“Valparaíso limita con Chile”

Marco Herrera Campos tiene 39 años. Es periodista, profesor de literatura universitario y jefe de la carrera de Periodismo en la Universidad de Viña del Mar.

Nació en Santiago pero es porteño “por decisión”. Descubrió Valparaíso gracias a los libros que leyó de pequeño, como “Valparaíso, puerto de nostalgia”, de Salvador Reyes e “Hijo de Ladrón”, de Manuel Rojas.

Dice que recorre esta ciudad a pie, y en cada oportunidad descubre algo nuevo. “No me canso de subir y bajar sus cerros”, me escribió por correo después de responder esta entrevista para Viajes Libres.

¿Desde cuándo vivís en Valpo y por qué decidiste mudarte ahí?
Vivo hace 12 años en Valparaíso, con una pequeña interrupción de año y medio en Madrid por temas de estudio; me vine de Santiago porque quería vivir en una ciudad con mar y porque se presentó una oportunidad laboral en el puerto, una vez que terminé de estudiar periodismo y literatura en la Universidad de Chile. No lo pensé dos veces y me vine, y no me equivoqué. Descubrí una ciudad que no tiene comparación con otra del país.

¿Por qué creés que hay tantos artistas en la ciudad? ¿Cuál es su embrujo ?
Yo siempre he dicho que Valparaíso limita con Chile. Es una ciudad muy democrática, no hay barrios segregados ni tantas diferencias sociales como en otra ciudad del país, por ejemplo, Santiago. Por eso creo que este puerto ejerce un influjo fuerte sobre quienes se dedican al arte, no hay tantos prejuicios, es una ciudad tolerante, librepensadora. Esto se debe también a que por su condición de puerto, ha sido una ciudad receptora de muchos inmigrantes, con lo cual los porteños se han acostumbrado a convivir con todo tipo de ideas. Y está el mar y su gente, amable, conversadora y amiga de la noche, ideal para los espíritus inquietos y creativos.

¿Cuál es la diferencia entre Valparaíso y Viña del Mar?
Es una rivalidad histórica que tiene que ver con lo clasista que es nuestro país. Viña del Mar se formó como una ciudad donde las familias pudientes de Valparaíso tenían parcelas o casa de veraneo, de ahí su apodo de Ciudad Jardín.

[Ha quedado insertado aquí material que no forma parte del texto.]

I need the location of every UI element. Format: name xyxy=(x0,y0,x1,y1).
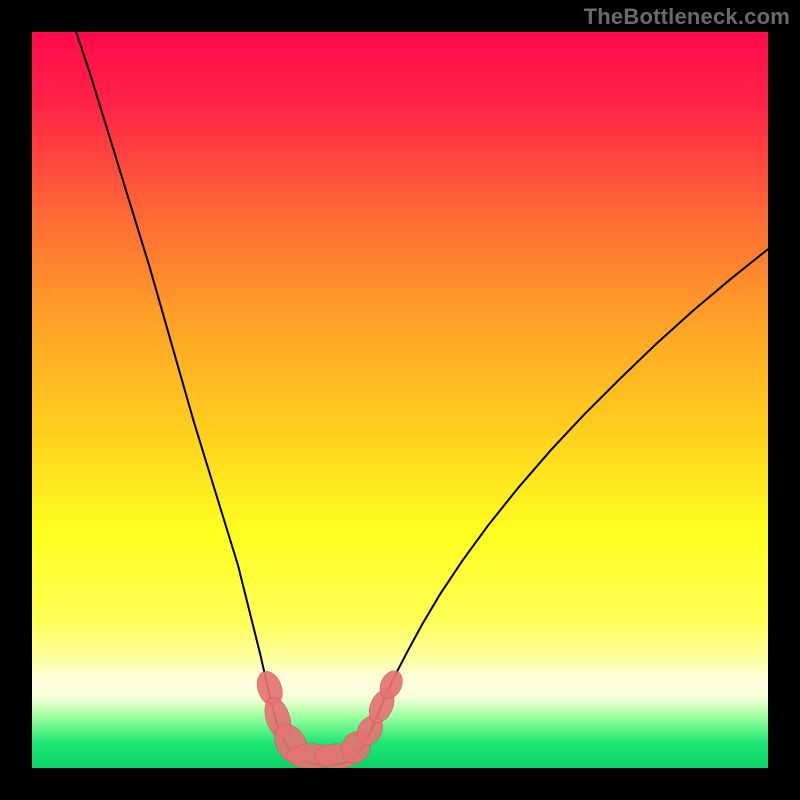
plot-area xyxy=(32,32,768,768)
watermark-text: TheBottleneck.com xyxy=(584,4,790,30)
chart-frame: TheBottleneck.com xyxy=(0,0,800,800)
gradient-background xyxy=(32,32,768,768)
chart-svg xyxy=(32,32,768,768)
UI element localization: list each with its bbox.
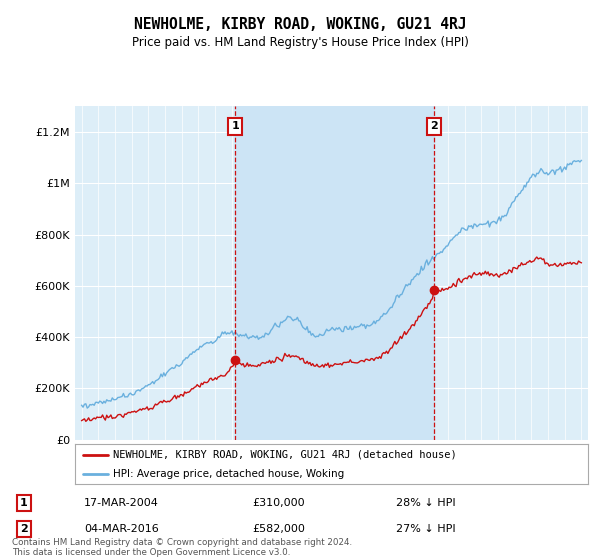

En un tiempo esas familias emigraron de Valparaíso, y Viña del Mar pasó a ser la ciudad donde se instaló la oligarquía de la región, y el puerto quedó como una ciudad comercial, portuaria. Con las diversas crisis económicas que ha sufrido la zona, la mayor en los años 80 cuando cerraron grandes industrias, Valparaíso se deprimió y Viña del Mar logró sortear el temporal gracias al turismo. Por eso hay una rivalidad económica y social. Viña como una comuna próspera que vive del turismo, y Valparaíso, sobreviviendo (es la comuna con la tercera tasa de desempleo más alta del país). En términos simples, para los porteños, Viña del Mar está lleno de cuicos (pijos); y para los viñamarinos, Valparaíso repleto de proletas.

Como gran diferencia, Valparaíso es una ciudad donde conviven muchas identidades sociales y culturales, una ciudad heterogénea por donde se la mire, incluyendo su particular conformación geográfica; y Viña del Mar es una ciudad más homogénea, una ciudad cuya identidad no difiere mucho de otras ciudades turísticas (apreciación de muchos extranjeros). En eso Valparaíso le lleva una gran ventaja, tiene una impronta definida, una personalidad única, derivada de una historia conflictiva, compleja y profundamente identificada con los sectores populares.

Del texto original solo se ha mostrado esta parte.